Tecnologia e Economia Circular: O Caminho para um Futuro Sustentável no Paraná
No Paraná, a utilização da tecnologia se torna uma aliada fundamental na luta para erradicar os lixões a céu aberto e na transformação de resíduos sólidos em ativos econômicos. Essa estratégia foi a principal resolução derivada da 22ª Reunião Ordinária do Grupo de Discussão de Resíduos Sólidos (R-20), coordenado pela Secretaria de Estado do Desenvolvimento Sustentável (Sedest). O evento, realizado em Curitiba no dia 4 de outubro, contou com a presença de gestores de todos os 399 municípios paranaenses, além de técnicos, especialistas e autoridades.
Durante a reunião, foram apresentados dados do Panorama de 2025 e os formulários de 2026, que abordam a Gestão de Resíduos Sólidos Urbanos e a Gestão de Associações e Cooperativas de Catadores. Apesar de o Paraná ser uma referência nacional na área, os desafios se mantêm. Atualmente, 86% dos municípios realizam coleta seletiva nas áreas urbanas, porém apenas 20% conseguem atender as zonas rurais. Além disso, apenas 66 prefeituras informaram ter um equilíbrio financeiro total na gestão desses serviços.
O secretário estadual do Desenvolvimento Sustentável, Rafael Greca, destacou em sua fala a importância da gestão adequada de resíduos: “Cuidar dos resíduos é cuidar da saúde da nossa gente e do futuro do planeta. Com inovação, cooperação entre os municípios e novas tecnologias, o Paraná avança para encerrar os lixões e transformar o que antes era problema em oportunidade de sustentabilidade, energia e desenvolvimento”.
Outro ponto importante da reunião foi a aprovação formal do Regimento Interno do R-20, algo que não ocorria há 18 anos. Essa nova estrutura estabelece regras de funcionamento e competências, organizando o grupo em plenárias, comissões regionais e câmaras temáticas. O diretor de Desenvolvimento Sustentável e Inovação da Sedest, Bernardo Zanini Fadel, assumirá a presidência do grupo.
Fadel enfatizou que “o R-20 vai atuar como um raio-X da gestão dos resíduos sólidos no Paraná. O compromisso é compreender as particularidades de cada consórcio e município, buscando soluções efetivas. Nossa meta é clara: zerar os lixões no Paraná”.

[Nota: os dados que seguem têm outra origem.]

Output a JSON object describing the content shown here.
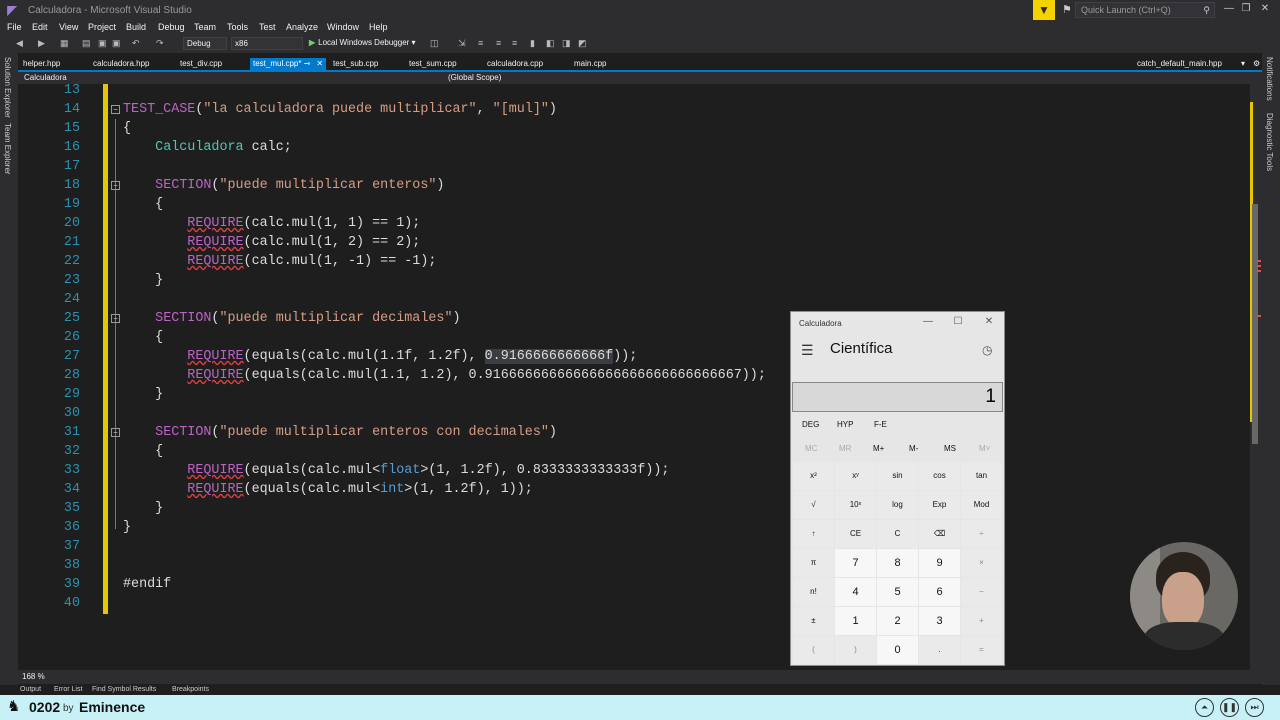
{
  "window": {
    "title": "Calculadora - Microsoft Visual Studio",
    "quick_launch_placeholder": "Quick Launch (Ctrl+Q)"
  },
  "menu": [
    "File",
    "Edit",
    "View",
    "Project",
    "Build",
    "Debug",
    "Team",
    "Tools",
    "Test",
    "Analyze",
    "Window",
    "Help"
  ],
  "toolbar": {
    "config": "Debug",
    "platform": "x86",
    "run_label": "Local Windows Debugger"
  },
  "tabs": [
    {
      "label": "helper.hpp",
      "active": false
    },
    {
      "label": "calculadora.hpp",
      "active": false
    },
    {
      "label": "test_div.cpp",
      "active": false
    },
    {
      "label": "test_mul.cpp*",
      "active": true
    },
    {
      "label": "test_sub.cpp",
      "active": false
    },
    {
      "label": "test_sum.cpp",
      "active": false
    },
    {
      "label": "calculadora.cpp",
      "active": false
    },
    {
      "label": "main.cpp",
      "active": false
    },
    {
      "label": "catch_default_main.hpp",
      "active": false
    }
  ],
  "navbar": {
    "project": "Calculadora",
    "scope": "(Global Scope)"
  },
  "side_panels": {
    "left": [
      "Solution Explorer",
      "Team Explorer"
    ],
    "right": [
      "Notifications",
      "Diagnostic Tools"
    ]
  },
  "code": {
    "line_numbers": [
      "13",
      "14",
      "15",
      "16",
      "17",
      "18",
      "19",
      "20",
      "21",
      "22",
      "23",
      "24",
      "25",
      "26",
      "27",
      "28",
      "29",
      "30",
      "31",
      "32",
      "33",
      "34",
      "35",
      "36",
      "37",
      "38",
      "39",
      "40"
    ],
    "test_case_name": "\"la calculadora puede multiplicar\"",
    "test_case_tag": "\"[mul]\"",
    "section1": "\"puede multiplicar enteros\"",
    "section2": "\"puede multiplicar decimales\"",
    "section3": "\"puede multiplicar enteros con decimales\"",
    "req20": "(calc.mul(1, 1) == 1);",
    "req21": "(calc.mul(1, 2) == 2);",
    "req22": "(calc.mul(1, -1) == -1);",
    "req27a": "(equals(calc.mul(1.1f, 1.2f), ",
    "req27b": "0.9166666666666f",
    "req27c": "));",
    "req28": "(equals(calc.mul(1.1, 1.2), 0.91666666666666666666666666666667));",
    "req33a": "(equals(calc.mul<",
    "req33b": "float",
    "req33c": ">(1, 1.2f), 0.8333333333333f));",
    "req34a": "(equals(calc.mul<",
    "req34b": "int",
    "req34c": ">(1, 1.2f), 1));",
    "endif": "#endif"
  },
  "status": {
    "zoom": "168 %"
  },
  "bottom_tabs": [
    "Output",
    "Error List",
    "Find Symbol Results",
    "Breakpoints"
  ],
  "calculator": {
    "title": "Calculadora",
    "mode": "Científica",
    "display": "1",
    "angle_buttons": [
      "DEG",
      "HYP",
      "F-E"
    ],
    "memory_buttons": [
      "MC",
      "MR",
      "M+",
      "M-",
      "MS",
      "M˅"
    ],
    "keys": [
      [
        "x²",
        "xʸ",
        "sin",
        "cos",
        "tan"
      ],
      [
        "√",
        "10ˣ",
        "log",
        "Exp",
        "Mod"
      ],
      [
        "↑",
        "CE",
        "C",
        "⌫",
        "÷"
      ],
      [
        "π",
        "7",
        "8",
        "9",
        "×"
      ],
      [
        "n!",
        "4",
        "5",
        "6",
        "−"
      ],
      [
        "±",
        "1",
        "2",
        "3",
        "+"
      ],
      [
        "(",
        ")",
        "0",
        ".",
        "="
      ]
    ]
  },
  "footer": {
    "episode": "0202",
    "by": "by",
    "author": "Eminence"
  },
  "colors": {
    "accent": "#007acc",
    "change_bar": "#e5c600",
    "macro": "#bd63c5",
    "string": "#d69d85",
    "type": "#4ec9b0",
    "keyword": "#569cd6",
    "line_number": "#2b91af",
    "footer_bg": "#c8f0f7"
  }
}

Inovação nas Práticas de Manejo de Resíduos
Durante o evento, o foco na inovação e tecnologia foi evidente. O manejo de resíduos não deve se restringir ao simples aterramento, e, neste contexto, diversas iniciativas foram apresentadas. A “Composta Paraná” surge como uma alternativa para promover a compostagem, desviando a maior parte dos resíduos orgânicos dos aterros sanitários. Além disso, o Tratamento Térmico foi destacado, com a experiência de Ponta Grossa utilizando pirólise e gaseificação para converter rejeitos em energia térmica e biochar, um tipo de biocarvão.

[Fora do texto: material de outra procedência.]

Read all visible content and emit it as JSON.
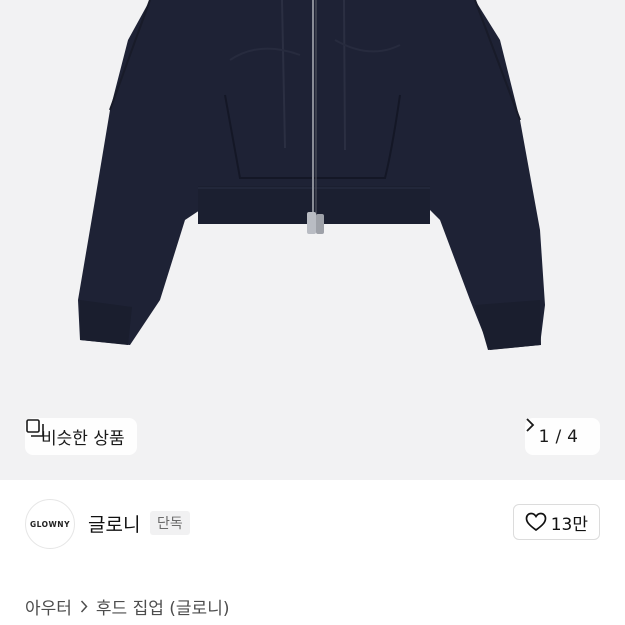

As energias renováveis também foram pauta, ressaltando o potencial do biometano e do hidrogênio renovável como soluções para a descarbonização das frotas municipais, contribuindo para uma maior segurança energética. Também foi anunciado durante o congresso o edital de credenciamento de tecnologias pelo Consórcio Intermunicipal para Gestão de Resíduos Sólidos Urbanos (Conresol), que abrange municípios da Região Metropolitana de Curitiba. Essa iniciativa reforça a inovação como uma das prioridades do grupo, apontando para um futuro mais sustentável e consciente da gestão de resíduos no estado.